St. Sebastian Chapel, at the Winkel turnoff in Bad Rotenfels Burough, City of Gaggenau

Until 1891, the only Catholic parish church for the entire region was the St. Lawrence parish church in Rotenfels. The present church dates from the Baroque era in the 17th century, with the interior dating from the 18th century. At the turnoff in Rotenfels to the hamlet of Winkel, the tiny one-room St. Sebastian chapel was built from 1747 to 1752 with an open porch and roof turret. (It remains an active chapel today.) All of the area parishes came under the newly founded Archdiocese of Freiburg in 1821/1827 and assigned to the Murgtal Office of the Dean.

The Evangelical Lutherans (Protestants) were driven out of the area in the 18th century but moved back in again to the Rotenfels area in the 19th century. They formed their own community and built their own church in 1891. This church was destroyed in the Second World War but rebuilt in 1953. The community, including all of the Protestants in the modern districts of Gaggenau and in Rastatt, belong to the Evangelical Church District of Baden-Baden.

== Sites ==

In 1818 Margrave Wilhelm of Baden and his 2nd wife Luise Karoline) turned the former site of Rotenfels spa into a country chateau. From 1818 to 1827, the building was redesigned by Friedrich Weinbrenner in classical portico style. It remained a country residence until the 1970s, when the academy purchased the building for its use.

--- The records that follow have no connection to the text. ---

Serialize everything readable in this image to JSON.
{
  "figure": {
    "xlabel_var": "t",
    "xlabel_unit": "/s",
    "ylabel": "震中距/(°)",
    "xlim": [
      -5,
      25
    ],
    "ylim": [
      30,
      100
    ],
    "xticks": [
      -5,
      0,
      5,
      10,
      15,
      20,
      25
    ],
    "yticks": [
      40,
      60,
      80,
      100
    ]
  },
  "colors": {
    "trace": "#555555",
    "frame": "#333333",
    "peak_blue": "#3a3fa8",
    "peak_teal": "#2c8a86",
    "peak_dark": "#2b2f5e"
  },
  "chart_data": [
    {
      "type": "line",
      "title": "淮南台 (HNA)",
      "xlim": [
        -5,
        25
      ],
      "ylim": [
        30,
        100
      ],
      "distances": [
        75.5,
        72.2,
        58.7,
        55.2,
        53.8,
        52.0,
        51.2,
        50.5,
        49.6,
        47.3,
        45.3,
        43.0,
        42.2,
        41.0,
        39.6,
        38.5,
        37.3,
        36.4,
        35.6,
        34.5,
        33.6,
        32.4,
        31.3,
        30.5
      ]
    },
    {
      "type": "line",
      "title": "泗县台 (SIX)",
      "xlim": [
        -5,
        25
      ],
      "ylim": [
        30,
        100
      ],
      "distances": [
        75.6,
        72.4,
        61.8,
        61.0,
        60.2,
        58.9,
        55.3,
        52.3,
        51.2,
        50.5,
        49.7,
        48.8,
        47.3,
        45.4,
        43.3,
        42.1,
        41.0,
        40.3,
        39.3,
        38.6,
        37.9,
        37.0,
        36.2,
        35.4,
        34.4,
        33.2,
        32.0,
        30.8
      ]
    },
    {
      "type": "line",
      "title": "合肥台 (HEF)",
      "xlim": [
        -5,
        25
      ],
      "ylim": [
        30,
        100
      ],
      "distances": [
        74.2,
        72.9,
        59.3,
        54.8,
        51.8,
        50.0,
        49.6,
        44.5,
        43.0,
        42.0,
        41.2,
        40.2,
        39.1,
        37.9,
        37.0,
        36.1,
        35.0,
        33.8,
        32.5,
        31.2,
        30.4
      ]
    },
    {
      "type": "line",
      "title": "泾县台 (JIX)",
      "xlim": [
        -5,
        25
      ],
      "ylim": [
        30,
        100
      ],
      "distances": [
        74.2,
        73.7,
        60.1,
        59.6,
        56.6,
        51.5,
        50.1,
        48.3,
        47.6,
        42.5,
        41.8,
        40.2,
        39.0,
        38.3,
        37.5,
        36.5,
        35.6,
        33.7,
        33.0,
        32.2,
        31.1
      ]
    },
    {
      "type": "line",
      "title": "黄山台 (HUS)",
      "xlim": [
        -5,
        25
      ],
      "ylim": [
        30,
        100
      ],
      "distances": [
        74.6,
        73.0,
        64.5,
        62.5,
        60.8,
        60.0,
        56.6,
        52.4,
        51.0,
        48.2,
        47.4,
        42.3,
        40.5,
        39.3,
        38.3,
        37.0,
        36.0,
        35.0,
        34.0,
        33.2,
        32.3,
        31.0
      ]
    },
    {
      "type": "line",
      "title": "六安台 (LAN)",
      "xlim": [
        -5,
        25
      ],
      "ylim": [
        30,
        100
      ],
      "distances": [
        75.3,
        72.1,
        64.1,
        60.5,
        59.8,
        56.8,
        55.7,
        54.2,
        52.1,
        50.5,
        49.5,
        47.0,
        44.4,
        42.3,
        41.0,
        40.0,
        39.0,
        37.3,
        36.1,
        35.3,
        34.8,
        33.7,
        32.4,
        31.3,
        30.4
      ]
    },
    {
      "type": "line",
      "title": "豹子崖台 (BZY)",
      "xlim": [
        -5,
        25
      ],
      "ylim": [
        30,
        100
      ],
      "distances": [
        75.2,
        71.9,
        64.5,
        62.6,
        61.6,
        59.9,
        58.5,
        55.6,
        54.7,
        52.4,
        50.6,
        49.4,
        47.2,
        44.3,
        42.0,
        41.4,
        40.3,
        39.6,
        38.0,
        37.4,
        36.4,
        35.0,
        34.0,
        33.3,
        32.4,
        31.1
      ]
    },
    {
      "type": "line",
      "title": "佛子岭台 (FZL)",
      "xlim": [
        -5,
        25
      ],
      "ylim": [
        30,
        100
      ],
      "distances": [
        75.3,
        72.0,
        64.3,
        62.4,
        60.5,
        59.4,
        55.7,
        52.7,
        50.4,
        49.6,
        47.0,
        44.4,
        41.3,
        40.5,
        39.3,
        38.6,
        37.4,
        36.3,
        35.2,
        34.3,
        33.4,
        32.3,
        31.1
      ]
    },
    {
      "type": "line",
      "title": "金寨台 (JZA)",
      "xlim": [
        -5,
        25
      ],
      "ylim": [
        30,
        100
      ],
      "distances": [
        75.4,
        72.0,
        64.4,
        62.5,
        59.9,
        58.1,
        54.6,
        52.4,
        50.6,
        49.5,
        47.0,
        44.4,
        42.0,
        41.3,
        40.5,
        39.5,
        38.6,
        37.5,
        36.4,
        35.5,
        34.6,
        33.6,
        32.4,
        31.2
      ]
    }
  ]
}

Bad Rotenfels includes a large park on the south side of the river against the forest which hosts a number of significant historical ruins and hot springs, including military fortifications dating back to the 16th century, as well as a memorial to a Nazi labor camp where some 1,600 prisoners were housed and used for forced labor. The park includes outdoor sports facilities, hiking trails, a beer garden, mini-golf, and marked nature paths with historical markers.